At least 51 security personnel, including a key commander, have been killed in twin attacks in Yemen. One of the attacks reportedly involved the use of a ballistic missile.
Source: Deutsche Welle (DW)
At least 51 people died in twin attacks in the Yemeni city of Aden on Thursday, according to security and medical sources.
The city is the seat of power for Yemen’s internationally recognized government, which is in the midst of conflict with the Iran-backed rebel Houthis who control the capital, Sanaa, and most of the country’s north.
How the attacks unfolded
- There were two attacks in the city: a strike on a military parade and coordinated bombings near a police station.

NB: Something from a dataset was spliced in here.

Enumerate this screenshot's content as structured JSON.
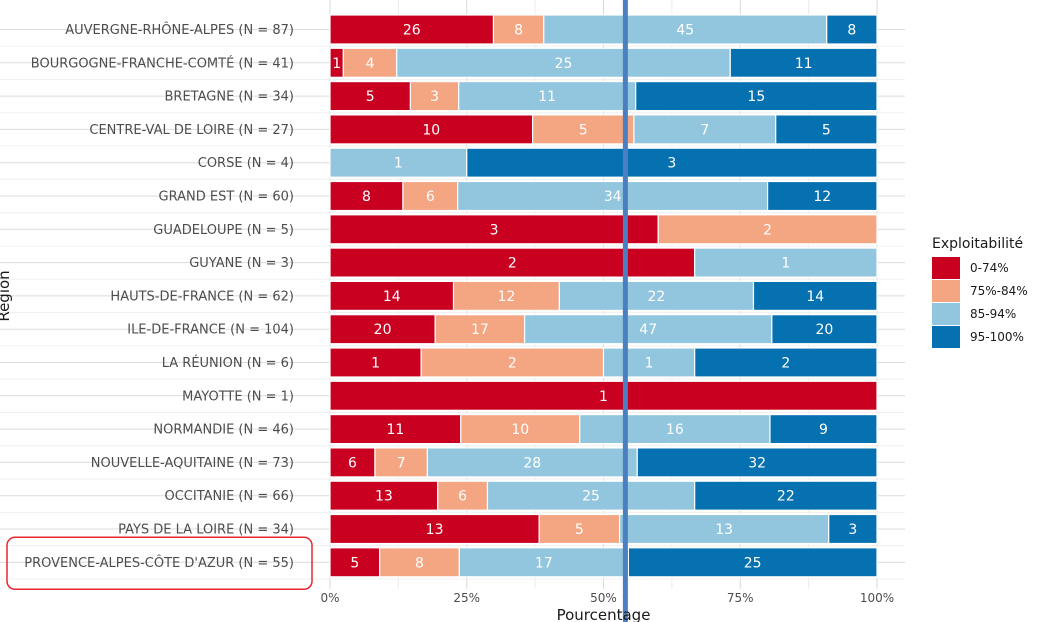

- The early morning suicide bombing targeted policemen in Aden’s Sheikh Othman area, killing at least 11 people and injuring 29 others.
- No one has claimed responsibility for the police station attack.
- In the parade attack, Houthi rebels claimed they hit the Al-Jala Camp with an armed drone and a medium-range ballistic missile.
- The attack killed at least 40 people, and injured many more.
Iran blamed: Saudi Arabia’s Yemen envoy, Mohammed bin Saeed Al Jabir, accused Iran coordinating both attacks, in a series of posts on Twitter. Yemen’s Prime Minister Maeen Abdulmalik Saeed also accused Tehran of being behind the attacks.
Insecurity: It is unclear if the attacks are related but they highlight the precarious security situation for the internationally-recognized Sunni government. After being forced out of Sanaa in 2014, the Saudi-and-UAE-backed government faces danger from increasingly ambitious rebels.
UAE reduction: The UAE, one of the major coalition partners backing the deposed government, recently announced it would reduce troop numbers in the country, including Aden. The UAE claimed this would not leave a power vacuum in Yemen as it had trained 90,000 Yemeni forces. One of those killed in Thursday’s attacks was Brigadier General Muneer al-Yafee, the commander of the Security Belt’s First Support Brigade, one of the flagship groups trained by the UAE.
Civilian toll: The four-year war has devastated the civilian population of the Arab world’s poorest country, leaving them in a situation of insecurity, at risk of starvation and widespread disease. About 85,000 children under the age of 5 are estimated to have died from starvation or disease since the start of the war, while hundreds of thousands of people are suspected to have contracted cholera.
Stalled peace process: Houthi rebels have stepped up missile attacks, including strikes into Saudi Arabia. This has been met with increasing missile strikes, particularly around Sanaa. The escalating violence could complicate United Nations efforts for political talks.